The Eroica wasn’t as problematical a recording as
the Pastoral. Beecham and the RPO went into the recording studios
on 20th and 21st December 1951 returning in August
1952 to cover some edits of the first and third movements. He conducted
the Eroica at least forty times during his career and it was, in fact,
the last Beethoven Symphony he was to conduct, in Chicago in 1960. It
goes without saying that the RPO is on splendid form with particularly
notable contributions from Jackson, McDonagh, Brymer and Brooke and
there is a pervasive sense of alluring tonal beauty throughout, though
not a preening one.
There is a real sense of articulated clarity in the
opening movement, especially in the strings. Tuttis are never saturated,
the orchestral weight never becomes heavy, with the basses subsumed
into the string patina – this is certainly not a Germanic "bass-up"
performance; sonorities are equable, accents are often adroitly cushioned,
second violin entries always audible and full of character. It’s certainly
not the quickest of first movements and doesn’t quite possess the blistering
concentration of symphonic weight that some of his contemporaries would
generate from the score. It is nevertheless full of incident and imagination.
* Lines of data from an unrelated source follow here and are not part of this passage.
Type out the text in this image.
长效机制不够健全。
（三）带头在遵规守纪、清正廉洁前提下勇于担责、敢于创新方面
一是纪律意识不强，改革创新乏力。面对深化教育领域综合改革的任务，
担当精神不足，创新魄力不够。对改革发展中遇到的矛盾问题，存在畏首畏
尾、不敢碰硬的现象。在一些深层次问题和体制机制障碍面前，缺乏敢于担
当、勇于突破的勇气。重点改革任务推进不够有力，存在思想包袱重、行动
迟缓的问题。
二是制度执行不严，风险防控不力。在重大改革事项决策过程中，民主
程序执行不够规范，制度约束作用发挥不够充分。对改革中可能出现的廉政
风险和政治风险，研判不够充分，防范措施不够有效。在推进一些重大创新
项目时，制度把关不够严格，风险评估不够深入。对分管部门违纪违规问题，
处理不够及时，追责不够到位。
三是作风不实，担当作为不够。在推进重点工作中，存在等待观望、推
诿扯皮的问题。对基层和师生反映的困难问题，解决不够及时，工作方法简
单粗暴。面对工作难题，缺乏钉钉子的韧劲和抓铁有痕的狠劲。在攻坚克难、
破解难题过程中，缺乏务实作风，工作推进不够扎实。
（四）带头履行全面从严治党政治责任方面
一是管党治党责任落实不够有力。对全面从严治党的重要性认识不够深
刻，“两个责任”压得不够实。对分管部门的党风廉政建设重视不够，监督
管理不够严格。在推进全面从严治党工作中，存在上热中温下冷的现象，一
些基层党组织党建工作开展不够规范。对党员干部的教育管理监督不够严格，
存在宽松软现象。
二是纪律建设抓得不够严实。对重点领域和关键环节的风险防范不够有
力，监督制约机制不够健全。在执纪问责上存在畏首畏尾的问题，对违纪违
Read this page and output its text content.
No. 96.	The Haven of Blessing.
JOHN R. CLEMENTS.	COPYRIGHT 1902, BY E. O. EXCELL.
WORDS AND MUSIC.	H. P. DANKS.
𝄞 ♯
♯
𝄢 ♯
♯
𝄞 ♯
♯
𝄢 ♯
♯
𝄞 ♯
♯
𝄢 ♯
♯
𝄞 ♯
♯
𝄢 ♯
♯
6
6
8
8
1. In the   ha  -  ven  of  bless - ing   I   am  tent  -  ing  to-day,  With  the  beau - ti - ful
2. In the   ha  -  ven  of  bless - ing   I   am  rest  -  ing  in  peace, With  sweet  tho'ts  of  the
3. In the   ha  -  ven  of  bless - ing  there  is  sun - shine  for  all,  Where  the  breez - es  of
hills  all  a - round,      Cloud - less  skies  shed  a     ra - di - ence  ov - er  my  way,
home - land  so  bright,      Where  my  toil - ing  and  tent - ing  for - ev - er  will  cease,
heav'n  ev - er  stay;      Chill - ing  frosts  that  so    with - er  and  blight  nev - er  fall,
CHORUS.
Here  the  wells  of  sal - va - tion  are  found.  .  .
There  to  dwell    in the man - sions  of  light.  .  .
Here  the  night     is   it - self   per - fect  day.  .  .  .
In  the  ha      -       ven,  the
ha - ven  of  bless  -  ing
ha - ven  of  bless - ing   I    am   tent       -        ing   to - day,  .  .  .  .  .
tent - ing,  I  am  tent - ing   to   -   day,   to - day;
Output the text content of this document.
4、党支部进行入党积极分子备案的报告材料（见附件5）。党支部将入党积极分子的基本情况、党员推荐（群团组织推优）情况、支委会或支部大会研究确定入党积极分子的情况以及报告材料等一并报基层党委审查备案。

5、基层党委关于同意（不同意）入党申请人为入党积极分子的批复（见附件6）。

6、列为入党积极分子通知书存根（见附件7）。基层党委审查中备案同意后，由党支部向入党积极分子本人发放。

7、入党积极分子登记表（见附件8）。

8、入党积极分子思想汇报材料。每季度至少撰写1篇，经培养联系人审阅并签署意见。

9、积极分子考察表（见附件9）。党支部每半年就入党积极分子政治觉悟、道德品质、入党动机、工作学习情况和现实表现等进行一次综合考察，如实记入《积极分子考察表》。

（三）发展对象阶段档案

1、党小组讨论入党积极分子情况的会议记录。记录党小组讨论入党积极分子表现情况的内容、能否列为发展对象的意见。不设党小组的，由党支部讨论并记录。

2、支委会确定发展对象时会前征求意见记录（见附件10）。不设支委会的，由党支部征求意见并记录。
The Marcia funebre is proportionately sized; it possesses weight
and seriousness but not Brucknerian depth. Beecham’s performance perhaps
amplifies something that Neville Cardus wrote when he noted that Beecham
had "rid the music of nineteenth century weightiness and tonal
gestures supposedly earth-and –heaven shattering."
His rhythmic acuity and impetus is the means by which,
instead, he conveys thematic causal connections, how he generates motion
through almost imperceptible rubati. There is a generous fluidity to
his music making here but not one that aspires to the unshakeably monumental.
This applies especially to the Scherzo – though this is rather more
Allegro than the modified Allegro vivace as marked. The finale is ruminative,
measured and whilst rhythmically supple occasionally fitful. Oboist
Terence McDonagh shines here especially but all the principals are superb.
No overwrought sonorities impose themselves in Beecham’s conception,
which is serious and understated and never superficial. Coriolan is
full of elegance and dynamic gradients, vigorous orchestral exegesis
and drama, and admirable. Notes are once more by Graham Melville-Mason.
I like the photographs of a Beecham variously avuncular, amused, thoughtful
and pensive; it complements his Beethoven enshrined within.